Contributions may, among other things, examine:
The fabrication and commodification of effects (from the conjuring trick to generative AI);
The relationships between illusionism, manipulation, and consumption (Baudrillard, Debord);
The transfers between “natural” magic (Ficino, Agrippa, Paracelsus) and simulated magic, technical rationalization;
The figure of the magician-entrepreneur (Robert-Houdin, Cagliostro, Mesmer) and their economy of subjugation;
The symbolic circuits where the market recycles the “power of illusion” (fashion, advertising, spectacle);
The “physics shows” of the eighteenth and nineteenth centuries, which transformed scientific demonstrations (optics, electricity, automata) into commercial entertainment, blurring the line between knowledge and illusion.
We also welcome contributions that interrogate the co-production of illusion by the spectator-consumer: the effect that deceives, but also the one that reveals (Starobinski). The aim is to conceive magic as an economy of desires, oscillating between critique and capture, between awakening and submission.

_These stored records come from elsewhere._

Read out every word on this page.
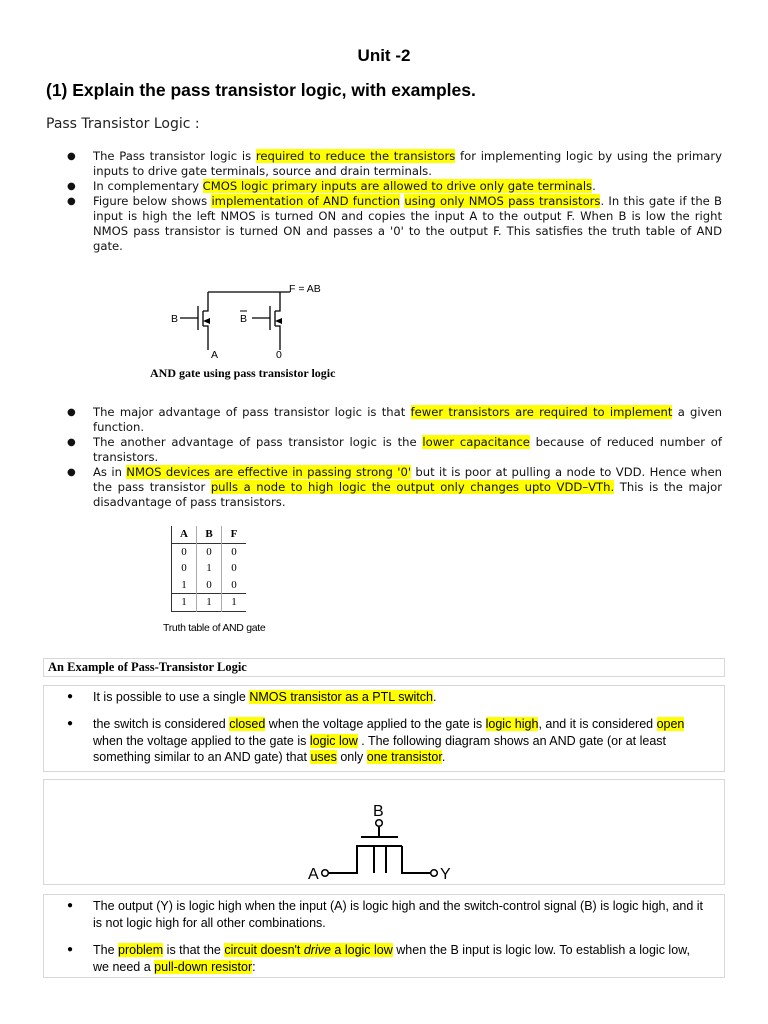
Unit -2
(1) Explain the pass transistor logic, with examples.
Pass Transistor Logic :
● The Pass transistor logic is required to reduce the transistors for implementing logic by using the primary inputs to drive gate terminals, source and drain terminals.

● In complementary CMOS logic primary inputs are allowed to drive only gate terminals.

● Figure below shows implementation of AND function using only NMOS pass transistors. In this gate if the B input is high the left NMOS is turned ON and copies the input A to the output F. When B is low the right NMOS pass transistor is turned ON and passes a '0' to the output F. This satisfies the truth table of AND gate.

F = AB
B	B
A	0
AND gate using pass transistor logic
● The major advantage of pass transistor logic is that fewer transistors are required to implement a given function.

● The another advantage of pass transistor logic is the lower capacitance because of reduced number of transistors.

● As in NMOS devices are effective in passing strong '0' but it is poor at pulling a node to VDD. Hence when the pass transistor pulls a node to high logic the output only changes upto VDD–VTh. This is the major disadvantage of pass transistors.

A	B	F
0	0	0
0	1	0
1	0	0
1	1	1
Truth table of AND gate
An Example of Pass-Transistor Logic
● It is possible to use a single NMOS transistor as a PTL switch.

● the switch is considered closed when the voltage applied to the gate is logic high, and it is considered open when the voltage applied to the gate is logic low . The following diagram shows an AND gate (or at least something similar to an AND gate) that uses only one transistor.

B
A	Y
● The output (Y) is logic high when the input (A) is logic high and the switch-control signal (B) is logic high, and it is not logic high for all other combinations.

● The problem is that the circuit doesn't drive a logic low when the B input is logic low. To establish a logic low, we need a pull-down resistor:
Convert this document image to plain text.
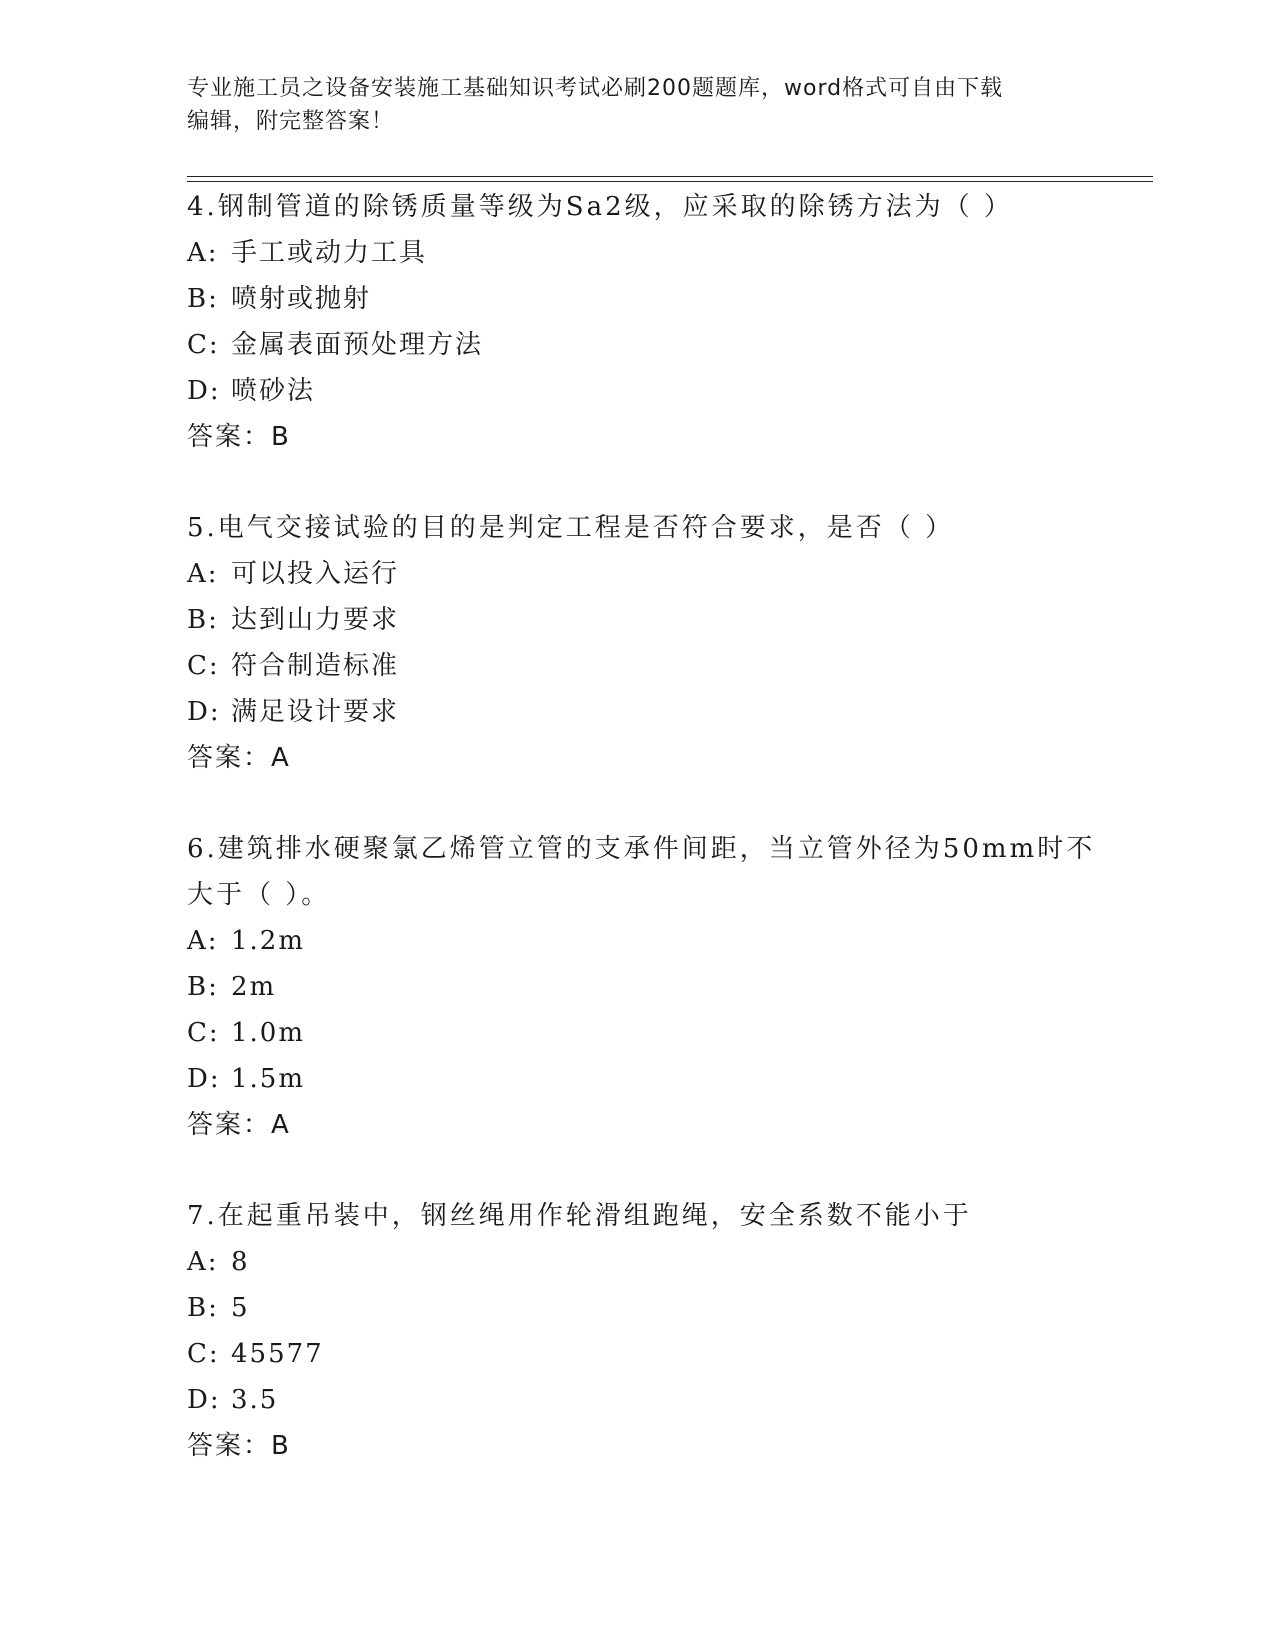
专业施工员之设备安装施工基础知识考试必刷200题题库，word格式可自由下载
编辑，附完整答案！
4.钢制管道的除锈质量等级为Sa2级，应采取的除锈方法为（ ）
A: 手工或动力工具
B: 喷射或抛射
C: 金属表面预处理方法
D: 喷砂法
答案：B
5.电气交接试验的目的是判定工程是否符合要求，是否（ ）
A: 可以投入运行
B: 达到山力要求
C: 符合制造标准
D: 满足设计要求
答案：A
6.建筑排水硬聚氯乙烯管立管的支承件间距，当立管外径为50mm时不
大于（ ）。
A: 1.2m
B: 2m
C: 1.0m
D: 1.5m
答案：A
7.在起重吊装中，钢丝绳用作轮滑组跑绳，安全系数不能小于
A: 8
B: 5
C: 45577
D: 3.5
答案：B
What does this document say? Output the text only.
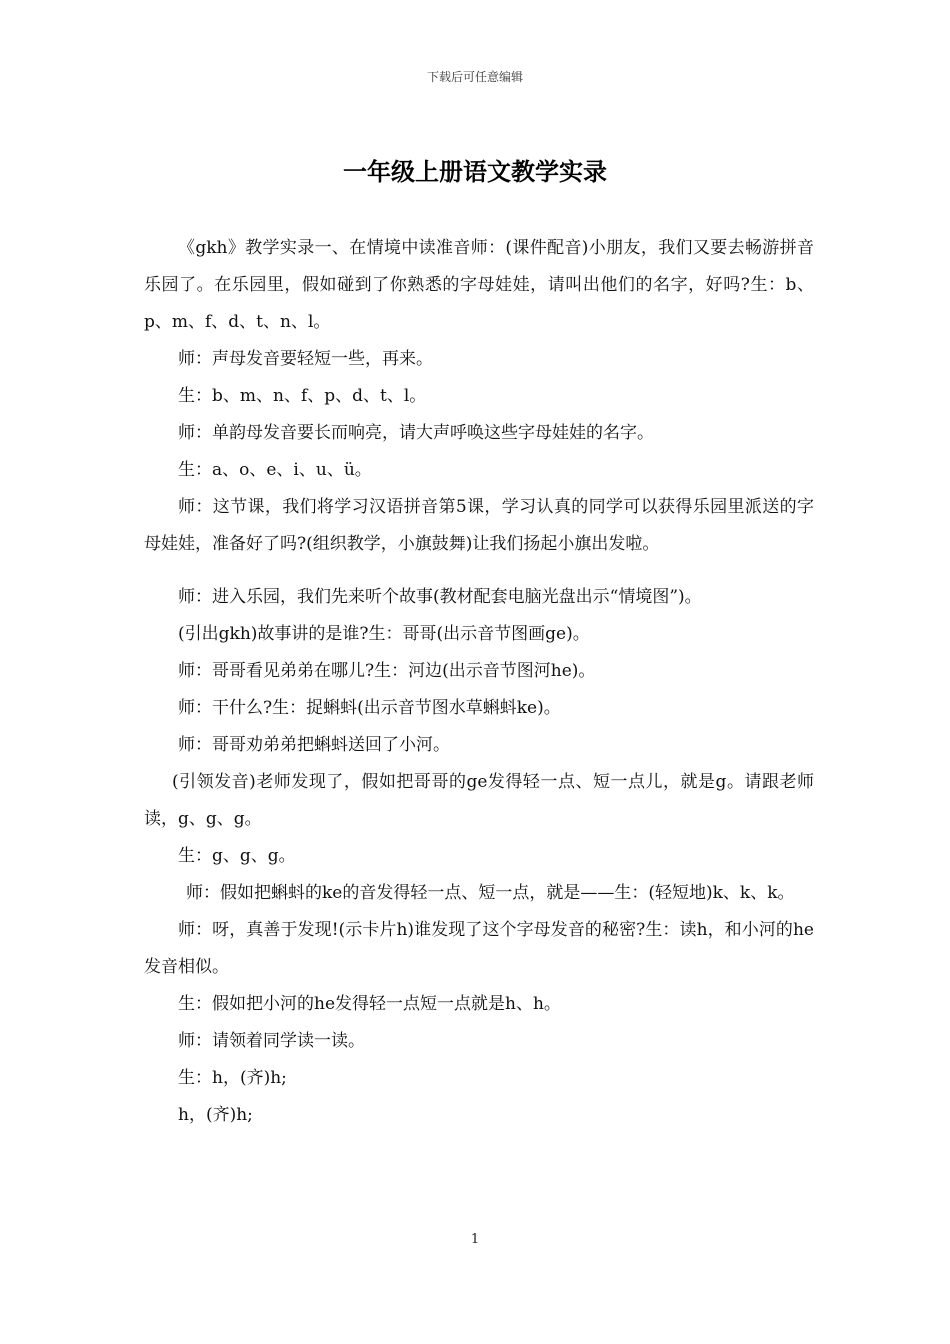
下载后可任意编辑
一年级上册语文教学实录

《gkh》教学实录一、在情境中读准音师：(课件配音)小朋友，我们又要去畅游拼音乐园了。在乐园里，假如碰到了你熟悉的字母娃娃，请叫出他们的名字，好吗?生：b、p、m、f、d、t、n、l。

师：声母发音要轻短一些，再来。

生：b、m、n、f、p、d、t、l。

师：单韵母发音要长而响亮，请大声呼唤这些字母娃娃的名字。

生：a、o、e、i、u、ü。

师：这节课，我们将学习汉语拼音第5课，学习认真的同学可以获得乐园里派送的字母娃娃，准备好了吗?(组织教学，小旗鼓舞)让我们扬起小旗出发啦。

师：进入乐园，我们先来听个故事(教材配套电脑光盘出示“情境图”)。

(引出gkh)故事讲的是谁?生：哥哥(出示音节图画ge)。

师：哥哥看见弟弟在哪儿?生：河边(出示音节图河he)。

师：干什么?生：捉蝌蚪(出示音节图水草蝌蚪ke)。

师：哥哥劝弟弟把蝌蚪送回了小河。

(引领发音)老师发现了，假如把哥哥的ge发得轻一点、短一点儿，就是g。请跟老师读，g、g、g。

生：g、g、g。

师：假如把蝌蚪的ke的音发得轻一点、短一点，就是——生：(轻短地)k、k、k。

师：呀，真善于发现!(示卡片h)谁发现了这个字母发音的秘密?生：读h，和小河的he发音相似。

生：假如把小河的he发得轻一点短一点就是h、h。

师：请领着同学读一读。

生：h，(齐)h;

h，(齐)h;

1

All disciplinary fields are welcome: literature, performing arts, cinema, dance, video, digital arts, visual arts, textile arts (non-exhaustive). Moreover, Couturière values and encourages multidisciplinary contributions adopting a comparative and inter-artistic approach.
Proposals in French or English (3,000 characters including spaces + short CV) are expected by September 1, 2025, at the following address: revuecouturiere(at)gmail.com. Authors will receive a response from the editorial board by September 10.
Articles (20,000 to 30,000 characters including spaces), strictly adhering to the formatting guidelines of Classiques Garnier, must be submitted by December 20, 2025, for publication in spring 2026.